I even got a job opportunity because of it -

Here’s the link - Quizprank
Previously I used a free hosting service googihost, but it could not handle much traffic 300+ Realtime users would result in 503 error.

So I switched it to Digitalocean because I got 50$ free credit.
Current server configuration - Shared CPU 4 vCPUs 8 GB RAM 50 GB Storage 5 TB Data Transfer

I am running Apache2 server and MySQL server on it.

The RAM utilisation is like 10%
but
The CPU utilisation is like 95%+

Currently, my website can never go past 250 page views per minute, Any more request will probably Overload my server. The main problem is every request require at least one SELECT query to run in MySQL and MySQL can’t handle much stress.

Can anyone help if I show you exact config file for MySQL and Apache2?

I tried using a config from StackOverflow into MySQL but it reduced the performance further.

I am currently using Cloudflare to cache most of the static content to reduce the load on my server. And Cloudflare firewall is also helping me to block all the known bots like - Googlebot, Applebot, Twitterbot etc. because they also overwhelm my server during the peak hours.

But these things don’t help.

I’m not web server expert, but have some experience building scalable web services.

When it comes to dealing with any issue, its good to first understand the problem as much as possible. In this case it sounds like your bottleneck is your database and web server CPU utilization once the server is scaled.

Digital ocean is awesome in that you can do anything with it, but then the question comes up of what you should. It sounds like your Apache server is having a tough time scaling to meet demand for higher. There could be any number of reasons why this is an issue, from your code to apache not being able to keep up with all the connections. The easiest problem is your code doesn’t scale well enough, this leads to the other problem you already state. Your database sounds like a bottleneck. You have a few choices when it comes to optimizing your database.

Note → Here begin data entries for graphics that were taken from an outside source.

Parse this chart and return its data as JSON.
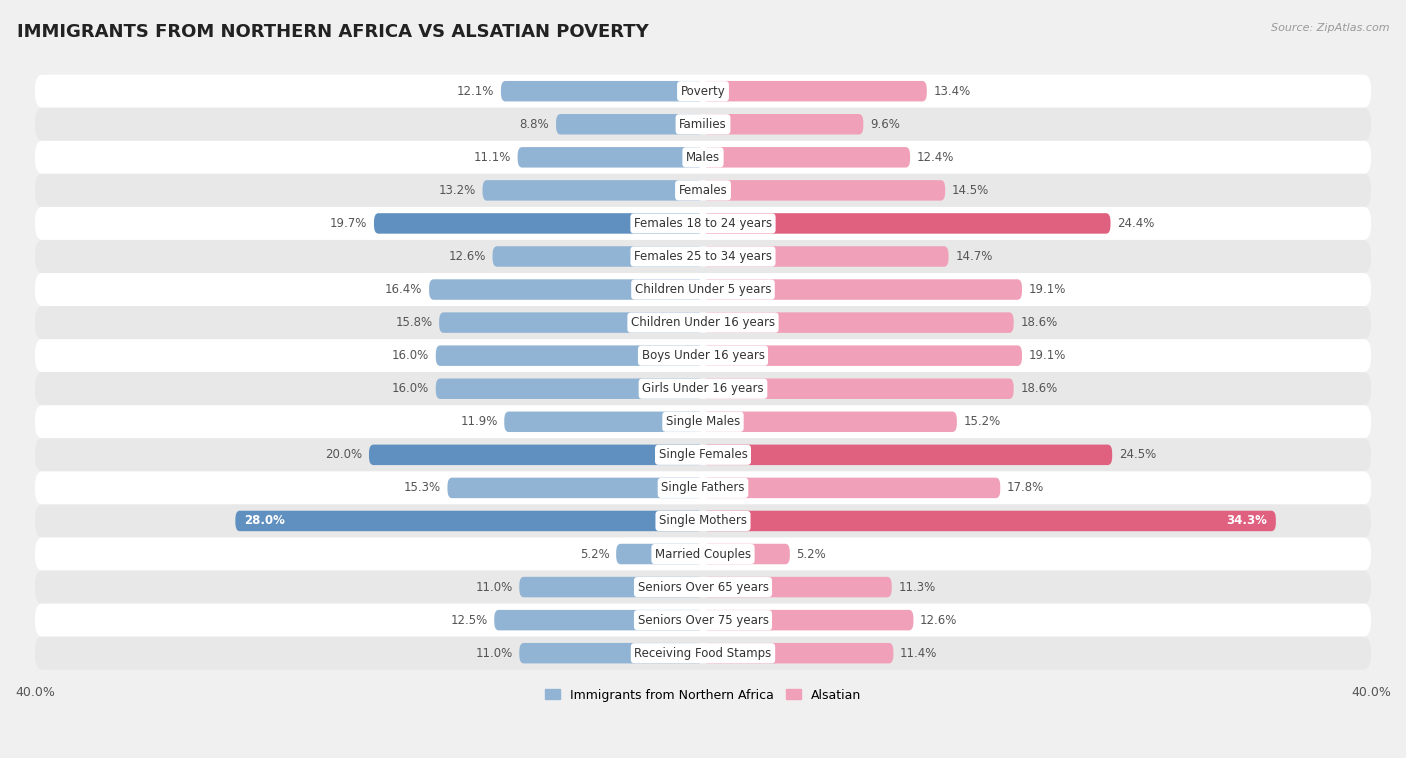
{
  "title": "IMMIGRANTS FROM NORTHERN AFRICA VS ALSATIAN POVERTY",
  "source": "Source: ZipAtlas.com",
  "categories": [
    "Poverty",
    "Families",
    "Males",
    "Females",
    "Females 18 to 24 years",
    "Females 25 to 34 years",
    "Children Under 5 years",
    "Children Under 16 years",
    "Boys Under 16 years",
    "Girls Under 16 years",
    "Single Males",
    "Single Females",
    "Single Fathers",
    "Single Mothers",
    "Married Couples",
    "Seniors Over 65 years",
    "Seniors Over 75 years",
    "Receiving Food Stamps"
  ],
  "left_values": [
    12.1,
    8.8,
    11.1,
    13.2,
    19.7,
    12.6,
    16.4,
    15.8,
    16.0,
    16.0,
    11.9,
    20.0,
    15.3,
    28.0,
    5.2,
    11.0,
    12.5,
    11.0
  ],
  "right_values": [
    13.4,
    9.6,
    12.4,
    14.5,
    24.4,
    14.7,
    19.1,
    18.6,
    19.1,
    18.6,
    15.2,
    24.5,
    17.8,
    34.3,
    5.2,
    11.3,
    12.6,
    11.4
  ],
  "left_color": "#92b4d4",
  "right_color": "#f0a0b8",
  "left_highlight_color": "#6090c0",
  "right_highlight_color": "#e06080",
  "highlight_rows": [
    4,
    11,
    13
  ],
  "max_value": 40.0,
  "legend_left": "Immigrants from Northern Africa",
  "legend_right": "Alsatian",
  "background_color": "#f0f0f0",
  "row_bg_white": "#ffffff",
  "row_bg_gray": "#e8e8e8",
  "title_fontsize": 13,
  "value_fontsize": 8.5,
  "cat_fontsize": 8.5,
  "bar_height": 0.62,
  "label_inside_threshold": 26.0
}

  1. Optimize your database queries if they aren’t optimal. Having multiple joins and or loading large amounts of data will result in the DB slowing down as its performing too much work.
  2. Your database needs to be scaled vertically (adding more power/CPU to the same machine). I’m not sure what size/scale your currently running at or how, if you should scale horizontally but it is an option.
  3. Optimize your code to not call the DB as much. I’m not sure why you need to call the DB ever single request, but if your checking something that doesn’t change often, like the user’s credentials or something, you might be able to get-away with an in-memory cache, in code or using something like redis

Its hard to provide magic configs/code that solves any problem for any given situation when the problem is broad. If you provide more details, and or isolate the problem to more specific areas of the code/setup you might be able to get more help. I believe focusing on what you already know about the pain point should be good enough to get you going on fixing those problems. :slight_smile:

Good luck!

PS. I talked with someone that was able to handled several thousand requests per minute on the smallest Digital Ocean droplet. This was possible due to not having a database to connect to, and building it in such a way it could handle a lot of concurrent connections.

I personally would use nginx over apache, but I also don’t use PHP so I’m not sure if this would be a potential pain point.

Thanks a lot brad! I will try optimizing my PHP code and use Redis to cache everything!